Rapid development and competition

Anthropic reportedly built Cowork in approximately a week and a half, largely using Claude Code itself, according to the head of Claude Code, Boris Cherny. The tool can work autonomously and has been described as less like a back and forth and more like leaving messages for a coworker.

UK-based programmer Simon Willison wrote that this is a general agent that looks well positioned to bring the wildly powerful capabilities of Claude Code to a wider audience. He added he would be very surprised if Gemini and OpenAI do not follow suit with their own offerings in this category.

With Cowork, Anthropic is now competing more directly with tools like Microsoft’s Copilot for the enterprise productivity market. The company’s strategy of starting with a developer focused agent and then making it accessible to everyone else could give it an edge, as Cowork will inherit the already proven capabilities of Claude Code rather than being built as a consumer assistant from scratch.

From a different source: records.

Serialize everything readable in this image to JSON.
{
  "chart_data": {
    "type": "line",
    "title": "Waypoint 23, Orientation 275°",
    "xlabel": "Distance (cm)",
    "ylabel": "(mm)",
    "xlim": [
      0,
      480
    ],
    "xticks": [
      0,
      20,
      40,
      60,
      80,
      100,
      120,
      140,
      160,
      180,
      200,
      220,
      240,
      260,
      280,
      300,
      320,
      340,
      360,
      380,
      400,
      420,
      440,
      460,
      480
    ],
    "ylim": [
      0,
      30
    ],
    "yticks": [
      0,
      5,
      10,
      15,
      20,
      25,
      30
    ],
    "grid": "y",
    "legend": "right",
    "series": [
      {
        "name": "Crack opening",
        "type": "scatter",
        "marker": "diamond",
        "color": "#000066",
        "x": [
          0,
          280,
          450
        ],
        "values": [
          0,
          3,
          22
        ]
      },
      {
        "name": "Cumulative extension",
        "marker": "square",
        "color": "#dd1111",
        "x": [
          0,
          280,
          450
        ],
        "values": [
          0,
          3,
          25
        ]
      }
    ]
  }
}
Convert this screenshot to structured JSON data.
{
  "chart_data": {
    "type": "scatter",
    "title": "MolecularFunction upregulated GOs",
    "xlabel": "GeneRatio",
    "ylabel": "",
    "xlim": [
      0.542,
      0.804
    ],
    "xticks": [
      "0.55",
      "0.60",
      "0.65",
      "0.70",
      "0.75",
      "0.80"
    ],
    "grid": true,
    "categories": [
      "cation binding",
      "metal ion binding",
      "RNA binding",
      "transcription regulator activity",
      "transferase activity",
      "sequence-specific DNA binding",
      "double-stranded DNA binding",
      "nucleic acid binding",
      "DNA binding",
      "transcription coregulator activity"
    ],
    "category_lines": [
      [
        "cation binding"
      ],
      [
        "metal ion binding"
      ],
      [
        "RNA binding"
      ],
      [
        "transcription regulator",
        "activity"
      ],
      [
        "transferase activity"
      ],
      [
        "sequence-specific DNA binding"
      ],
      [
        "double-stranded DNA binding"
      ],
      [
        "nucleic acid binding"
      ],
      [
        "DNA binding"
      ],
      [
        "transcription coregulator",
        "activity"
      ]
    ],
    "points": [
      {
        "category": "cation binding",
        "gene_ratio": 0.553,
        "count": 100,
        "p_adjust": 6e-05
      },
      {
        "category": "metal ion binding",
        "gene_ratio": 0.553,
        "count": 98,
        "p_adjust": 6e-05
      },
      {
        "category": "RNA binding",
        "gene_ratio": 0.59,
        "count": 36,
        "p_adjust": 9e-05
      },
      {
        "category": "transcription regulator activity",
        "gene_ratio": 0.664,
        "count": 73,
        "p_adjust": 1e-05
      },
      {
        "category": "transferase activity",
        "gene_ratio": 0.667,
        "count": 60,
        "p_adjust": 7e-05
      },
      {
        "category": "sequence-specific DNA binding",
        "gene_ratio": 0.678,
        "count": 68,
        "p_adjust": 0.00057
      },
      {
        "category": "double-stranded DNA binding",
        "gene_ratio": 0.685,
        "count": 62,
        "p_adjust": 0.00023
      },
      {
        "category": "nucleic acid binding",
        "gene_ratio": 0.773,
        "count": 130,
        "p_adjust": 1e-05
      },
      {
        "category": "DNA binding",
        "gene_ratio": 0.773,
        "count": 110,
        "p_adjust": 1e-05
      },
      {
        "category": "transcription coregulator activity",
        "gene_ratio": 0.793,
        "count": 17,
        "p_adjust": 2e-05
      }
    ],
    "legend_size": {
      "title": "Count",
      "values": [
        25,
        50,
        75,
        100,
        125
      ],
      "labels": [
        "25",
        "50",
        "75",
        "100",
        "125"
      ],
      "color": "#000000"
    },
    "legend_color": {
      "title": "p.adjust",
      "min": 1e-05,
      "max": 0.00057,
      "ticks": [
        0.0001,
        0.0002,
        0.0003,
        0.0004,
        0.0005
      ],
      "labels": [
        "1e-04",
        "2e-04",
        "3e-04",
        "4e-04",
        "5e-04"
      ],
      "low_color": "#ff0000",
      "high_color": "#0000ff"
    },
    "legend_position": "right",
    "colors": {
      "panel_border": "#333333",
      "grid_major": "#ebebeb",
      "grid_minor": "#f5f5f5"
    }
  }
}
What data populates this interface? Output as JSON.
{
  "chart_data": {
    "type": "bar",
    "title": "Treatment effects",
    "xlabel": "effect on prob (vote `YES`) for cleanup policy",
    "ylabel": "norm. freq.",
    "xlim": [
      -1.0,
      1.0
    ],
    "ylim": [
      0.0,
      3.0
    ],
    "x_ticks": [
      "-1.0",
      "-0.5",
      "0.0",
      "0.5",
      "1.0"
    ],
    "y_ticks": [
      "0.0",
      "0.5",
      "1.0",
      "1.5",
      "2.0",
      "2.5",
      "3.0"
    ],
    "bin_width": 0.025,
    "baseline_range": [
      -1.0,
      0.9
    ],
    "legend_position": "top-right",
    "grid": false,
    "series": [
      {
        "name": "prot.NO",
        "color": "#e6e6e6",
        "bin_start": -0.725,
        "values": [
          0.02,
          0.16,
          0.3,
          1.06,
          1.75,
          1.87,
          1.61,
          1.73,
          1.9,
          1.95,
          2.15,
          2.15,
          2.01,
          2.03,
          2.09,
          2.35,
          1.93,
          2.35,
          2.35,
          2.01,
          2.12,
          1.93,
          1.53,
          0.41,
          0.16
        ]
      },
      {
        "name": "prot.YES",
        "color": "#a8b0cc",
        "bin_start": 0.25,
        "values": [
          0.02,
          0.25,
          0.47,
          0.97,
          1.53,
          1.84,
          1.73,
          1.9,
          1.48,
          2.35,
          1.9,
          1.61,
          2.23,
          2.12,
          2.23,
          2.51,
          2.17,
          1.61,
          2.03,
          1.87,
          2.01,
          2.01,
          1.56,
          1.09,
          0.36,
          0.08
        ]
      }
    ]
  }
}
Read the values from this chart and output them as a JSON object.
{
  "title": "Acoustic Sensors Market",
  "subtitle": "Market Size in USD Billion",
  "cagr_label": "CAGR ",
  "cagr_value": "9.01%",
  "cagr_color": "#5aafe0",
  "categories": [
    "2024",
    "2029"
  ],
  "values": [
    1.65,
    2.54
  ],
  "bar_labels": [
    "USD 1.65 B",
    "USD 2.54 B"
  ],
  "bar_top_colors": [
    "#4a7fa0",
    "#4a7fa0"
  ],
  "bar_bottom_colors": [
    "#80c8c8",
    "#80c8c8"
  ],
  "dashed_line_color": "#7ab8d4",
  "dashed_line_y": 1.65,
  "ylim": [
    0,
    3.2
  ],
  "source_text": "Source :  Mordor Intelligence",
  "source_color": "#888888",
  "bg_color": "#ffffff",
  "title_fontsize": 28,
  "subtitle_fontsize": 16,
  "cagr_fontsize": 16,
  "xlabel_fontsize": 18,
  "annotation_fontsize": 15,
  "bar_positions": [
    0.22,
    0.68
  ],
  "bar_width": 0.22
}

This approach could make Anthropic, which is already reportedly outpacing rival OpenAI in enterprise adoption, an increasingly attractive option for businesses looking for AI tools that can handle work autonomously.

The launch has also sparked concern among startup founders about the competitive threat posed by major AI labs bundling agent capabilities into their core products. Cowork’s ability to handle file organization, document generation and data extraction overlaps with dozens of AI startups that have raised funding to solve these specific problems.